United’s other signing is a midfielder, £40m Dutchman Donny van de Beek, who has started on the bench in all three league games — much to the disgust of his agent.

All of which has rather ignored the yawning requiremen­t for a new centre back. Eric Bailly was even worse yesterday than the man he replaced, the hapless Victor Lindelof. Harry Maguire is so shaky at the moment that questions are not only being asked about his state of mind following his arrest on Mykonos but United’s sanity in paying £80m for him in the first place.

However, it would be wrong to single them out because no-one in a red shirt walked away from this debacle with any credit.

At least when Ferguson’s side lost 6-1 at home to Manchester City nine years ago this month, they conceded three late goals chasing the game out of pride.

When Solskjaer sent on Scott McTominay and Fred for Bruno Fernandes and Nemanja Matic at half-time here, it felt as though the white flag was already going up at 4-1. Spurs scored another two and it could have been worse.

Solskjaer admitted that the 4-0 defeat at Everton in April 2019 was his lowest point as United manager, but this was worse.

‘One or two had their last chance,’ he reflected earlier this year.

‘I can, with hand on heart, 100 per cent say these boys will never give in and never give up like that team did. These are the boys we want to build the next team around.’

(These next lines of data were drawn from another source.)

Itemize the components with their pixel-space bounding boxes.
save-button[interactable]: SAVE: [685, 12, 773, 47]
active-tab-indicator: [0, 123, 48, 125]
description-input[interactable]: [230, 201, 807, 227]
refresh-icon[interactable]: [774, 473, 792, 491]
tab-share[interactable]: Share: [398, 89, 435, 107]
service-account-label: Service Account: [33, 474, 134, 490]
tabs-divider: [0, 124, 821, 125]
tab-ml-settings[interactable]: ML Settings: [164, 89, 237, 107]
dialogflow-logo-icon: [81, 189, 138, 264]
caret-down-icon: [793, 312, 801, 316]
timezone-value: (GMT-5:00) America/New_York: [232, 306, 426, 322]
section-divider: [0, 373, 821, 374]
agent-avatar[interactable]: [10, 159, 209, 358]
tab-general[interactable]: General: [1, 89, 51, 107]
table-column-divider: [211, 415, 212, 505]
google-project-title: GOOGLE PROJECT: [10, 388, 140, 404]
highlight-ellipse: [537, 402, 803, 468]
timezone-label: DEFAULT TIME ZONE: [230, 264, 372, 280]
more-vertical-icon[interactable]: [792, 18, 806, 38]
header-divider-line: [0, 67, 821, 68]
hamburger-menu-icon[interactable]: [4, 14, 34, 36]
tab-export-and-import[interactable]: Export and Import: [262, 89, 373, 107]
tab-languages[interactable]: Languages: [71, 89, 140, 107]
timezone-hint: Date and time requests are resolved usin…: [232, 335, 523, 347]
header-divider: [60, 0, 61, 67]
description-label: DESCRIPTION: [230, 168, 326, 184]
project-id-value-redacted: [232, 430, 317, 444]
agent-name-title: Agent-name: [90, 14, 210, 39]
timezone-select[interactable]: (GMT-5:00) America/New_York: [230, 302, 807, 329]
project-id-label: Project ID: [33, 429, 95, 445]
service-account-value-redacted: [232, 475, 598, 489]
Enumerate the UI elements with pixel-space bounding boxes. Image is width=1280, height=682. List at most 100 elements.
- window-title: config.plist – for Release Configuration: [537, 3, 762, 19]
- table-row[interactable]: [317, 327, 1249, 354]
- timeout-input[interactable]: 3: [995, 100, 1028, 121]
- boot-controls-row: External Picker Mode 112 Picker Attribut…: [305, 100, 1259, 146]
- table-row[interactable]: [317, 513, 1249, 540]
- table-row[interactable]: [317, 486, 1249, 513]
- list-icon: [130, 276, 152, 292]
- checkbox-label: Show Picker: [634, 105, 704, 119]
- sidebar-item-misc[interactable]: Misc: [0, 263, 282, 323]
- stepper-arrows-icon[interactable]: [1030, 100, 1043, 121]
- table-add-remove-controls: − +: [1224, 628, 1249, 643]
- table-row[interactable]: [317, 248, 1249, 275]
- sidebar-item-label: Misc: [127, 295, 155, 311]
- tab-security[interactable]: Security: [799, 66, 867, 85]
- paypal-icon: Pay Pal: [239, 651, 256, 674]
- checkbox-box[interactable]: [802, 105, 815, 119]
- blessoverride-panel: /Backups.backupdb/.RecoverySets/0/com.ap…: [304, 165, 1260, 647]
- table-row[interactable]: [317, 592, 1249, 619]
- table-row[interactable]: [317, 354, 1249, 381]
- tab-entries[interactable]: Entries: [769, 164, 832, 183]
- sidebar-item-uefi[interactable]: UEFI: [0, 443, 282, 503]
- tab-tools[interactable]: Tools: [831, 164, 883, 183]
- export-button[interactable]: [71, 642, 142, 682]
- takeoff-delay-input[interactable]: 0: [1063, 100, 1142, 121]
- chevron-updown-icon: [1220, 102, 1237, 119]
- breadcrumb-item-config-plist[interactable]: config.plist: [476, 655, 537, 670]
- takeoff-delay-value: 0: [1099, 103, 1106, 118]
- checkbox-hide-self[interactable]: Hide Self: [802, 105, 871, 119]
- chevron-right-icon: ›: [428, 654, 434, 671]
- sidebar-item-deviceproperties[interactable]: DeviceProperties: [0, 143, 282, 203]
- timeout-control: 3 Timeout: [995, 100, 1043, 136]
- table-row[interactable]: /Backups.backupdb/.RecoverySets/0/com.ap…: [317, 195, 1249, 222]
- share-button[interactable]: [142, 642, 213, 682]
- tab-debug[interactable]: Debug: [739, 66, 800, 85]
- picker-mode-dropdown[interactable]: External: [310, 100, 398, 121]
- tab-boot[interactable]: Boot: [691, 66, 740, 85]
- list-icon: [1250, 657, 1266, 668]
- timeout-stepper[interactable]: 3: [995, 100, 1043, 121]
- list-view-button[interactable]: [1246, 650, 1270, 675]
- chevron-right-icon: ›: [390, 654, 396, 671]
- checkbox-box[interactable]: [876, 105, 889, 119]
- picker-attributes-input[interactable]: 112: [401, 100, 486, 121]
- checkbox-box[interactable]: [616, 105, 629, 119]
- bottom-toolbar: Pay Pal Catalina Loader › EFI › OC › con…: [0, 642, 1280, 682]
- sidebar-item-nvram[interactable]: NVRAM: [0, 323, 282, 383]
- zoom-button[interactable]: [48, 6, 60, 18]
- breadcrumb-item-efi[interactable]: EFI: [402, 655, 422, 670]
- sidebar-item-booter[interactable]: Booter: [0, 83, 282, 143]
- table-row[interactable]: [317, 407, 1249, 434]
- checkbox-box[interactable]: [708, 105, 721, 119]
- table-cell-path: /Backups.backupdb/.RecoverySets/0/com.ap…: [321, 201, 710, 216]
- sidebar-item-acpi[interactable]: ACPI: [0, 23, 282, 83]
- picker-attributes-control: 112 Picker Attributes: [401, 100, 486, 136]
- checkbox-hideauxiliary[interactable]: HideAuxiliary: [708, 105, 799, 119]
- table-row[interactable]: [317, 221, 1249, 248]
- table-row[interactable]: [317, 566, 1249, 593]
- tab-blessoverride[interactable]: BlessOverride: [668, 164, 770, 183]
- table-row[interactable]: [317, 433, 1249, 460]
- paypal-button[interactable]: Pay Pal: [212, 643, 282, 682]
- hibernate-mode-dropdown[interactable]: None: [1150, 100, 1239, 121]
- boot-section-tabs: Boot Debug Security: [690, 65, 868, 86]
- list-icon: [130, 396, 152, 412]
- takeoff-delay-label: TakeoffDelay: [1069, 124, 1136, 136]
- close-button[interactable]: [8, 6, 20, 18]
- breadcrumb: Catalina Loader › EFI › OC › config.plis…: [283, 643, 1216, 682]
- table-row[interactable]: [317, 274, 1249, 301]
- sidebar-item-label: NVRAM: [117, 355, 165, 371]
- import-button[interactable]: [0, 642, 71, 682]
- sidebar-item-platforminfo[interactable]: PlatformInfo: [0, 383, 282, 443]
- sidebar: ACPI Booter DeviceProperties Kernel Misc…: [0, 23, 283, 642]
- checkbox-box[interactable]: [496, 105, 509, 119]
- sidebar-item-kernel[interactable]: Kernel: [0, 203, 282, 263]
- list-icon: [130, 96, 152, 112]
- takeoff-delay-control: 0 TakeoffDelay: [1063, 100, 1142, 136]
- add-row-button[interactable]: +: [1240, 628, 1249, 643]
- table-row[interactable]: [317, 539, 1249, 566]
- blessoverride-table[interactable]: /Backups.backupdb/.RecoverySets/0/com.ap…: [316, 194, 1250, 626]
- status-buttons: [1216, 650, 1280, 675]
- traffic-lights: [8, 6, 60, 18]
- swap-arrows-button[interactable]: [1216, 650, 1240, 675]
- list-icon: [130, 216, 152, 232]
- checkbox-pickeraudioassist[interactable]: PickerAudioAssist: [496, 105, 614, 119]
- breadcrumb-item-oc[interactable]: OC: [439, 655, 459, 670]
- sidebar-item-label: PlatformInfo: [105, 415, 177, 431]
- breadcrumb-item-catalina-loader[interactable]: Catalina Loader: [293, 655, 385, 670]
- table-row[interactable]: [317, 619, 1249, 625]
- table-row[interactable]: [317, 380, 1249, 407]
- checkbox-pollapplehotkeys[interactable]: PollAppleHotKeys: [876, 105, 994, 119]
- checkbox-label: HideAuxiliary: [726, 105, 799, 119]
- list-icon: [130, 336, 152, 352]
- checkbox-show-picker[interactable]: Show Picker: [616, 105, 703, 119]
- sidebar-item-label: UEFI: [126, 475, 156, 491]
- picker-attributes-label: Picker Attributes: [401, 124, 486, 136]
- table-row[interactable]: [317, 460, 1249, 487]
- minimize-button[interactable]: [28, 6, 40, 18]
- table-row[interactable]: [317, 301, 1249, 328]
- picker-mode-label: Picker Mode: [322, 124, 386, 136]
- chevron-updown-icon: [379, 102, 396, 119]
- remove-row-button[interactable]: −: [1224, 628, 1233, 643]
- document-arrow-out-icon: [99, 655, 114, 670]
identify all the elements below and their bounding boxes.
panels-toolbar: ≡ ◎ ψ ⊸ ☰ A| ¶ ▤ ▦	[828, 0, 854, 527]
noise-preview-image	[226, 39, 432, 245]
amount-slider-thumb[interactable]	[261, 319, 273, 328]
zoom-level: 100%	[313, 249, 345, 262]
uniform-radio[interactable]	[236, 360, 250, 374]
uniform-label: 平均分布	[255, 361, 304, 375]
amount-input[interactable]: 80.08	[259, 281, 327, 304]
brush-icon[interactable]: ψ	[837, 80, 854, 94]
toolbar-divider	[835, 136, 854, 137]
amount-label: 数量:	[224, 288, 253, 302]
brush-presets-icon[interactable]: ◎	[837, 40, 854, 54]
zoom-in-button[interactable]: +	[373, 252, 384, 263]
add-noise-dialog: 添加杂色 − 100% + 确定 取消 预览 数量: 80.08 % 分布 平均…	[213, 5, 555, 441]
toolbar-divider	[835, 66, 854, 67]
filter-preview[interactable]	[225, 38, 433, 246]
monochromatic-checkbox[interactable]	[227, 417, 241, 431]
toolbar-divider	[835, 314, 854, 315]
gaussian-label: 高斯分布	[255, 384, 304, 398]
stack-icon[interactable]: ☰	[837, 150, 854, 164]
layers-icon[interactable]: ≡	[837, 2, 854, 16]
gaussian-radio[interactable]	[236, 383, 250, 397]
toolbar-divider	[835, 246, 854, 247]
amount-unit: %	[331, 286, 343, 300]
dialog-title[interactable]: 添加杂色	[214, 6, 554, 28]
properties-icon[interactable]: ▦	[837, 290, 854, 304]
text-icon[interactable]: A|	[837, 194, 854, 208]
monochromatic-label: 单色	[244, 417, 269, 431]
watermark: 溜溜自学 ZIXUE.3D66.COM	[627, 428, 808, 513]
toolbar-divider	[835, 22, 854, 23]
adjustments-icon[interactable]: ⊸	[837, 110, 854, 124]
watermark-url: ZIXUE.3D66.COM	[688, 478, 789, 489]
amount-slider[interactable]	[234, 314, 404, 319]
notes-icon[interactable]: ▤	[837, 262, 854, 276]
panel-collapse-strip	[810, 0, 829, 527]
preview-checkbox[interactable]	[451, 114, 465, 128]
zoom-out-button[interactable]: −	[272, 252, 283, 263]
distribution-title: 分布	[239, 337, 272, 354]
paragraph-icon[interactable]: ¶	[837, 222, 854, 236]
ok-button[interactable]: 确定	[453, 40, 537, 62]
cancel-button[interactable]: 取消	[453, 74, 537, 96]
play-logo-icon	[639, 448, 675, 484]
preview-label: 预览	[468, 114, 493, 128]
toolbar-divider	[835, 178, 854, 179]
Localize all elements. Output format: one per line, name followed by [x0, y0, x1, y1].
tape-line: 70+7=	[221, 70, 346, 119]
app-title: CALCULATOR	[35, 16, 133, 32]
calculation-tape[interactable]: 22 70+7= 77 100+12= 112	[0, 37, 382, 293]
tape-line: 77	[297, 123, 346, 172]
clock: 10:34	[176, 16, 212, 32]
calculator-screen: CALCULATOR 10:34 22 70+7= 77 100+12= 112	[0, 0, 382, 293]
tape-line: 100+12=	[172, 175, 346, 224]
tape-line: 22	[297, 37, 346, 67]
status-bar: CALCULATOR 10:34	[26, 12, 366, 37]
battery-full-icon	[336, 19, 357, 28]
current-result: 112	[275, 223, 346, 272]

So how does he explain this? How does he defend his new, improved team? Because for all the world they look a shambles right now.

As the final whistle blew here and a suitably eerie silence descended on Old Trafford, the cameras refocused on Woodward who looked to be in a state of advanced shell-shock.

He knows this is not a problem that can be solved overnight. Thank goodness the transfer window doesn’t close at 11 o’clock tonight.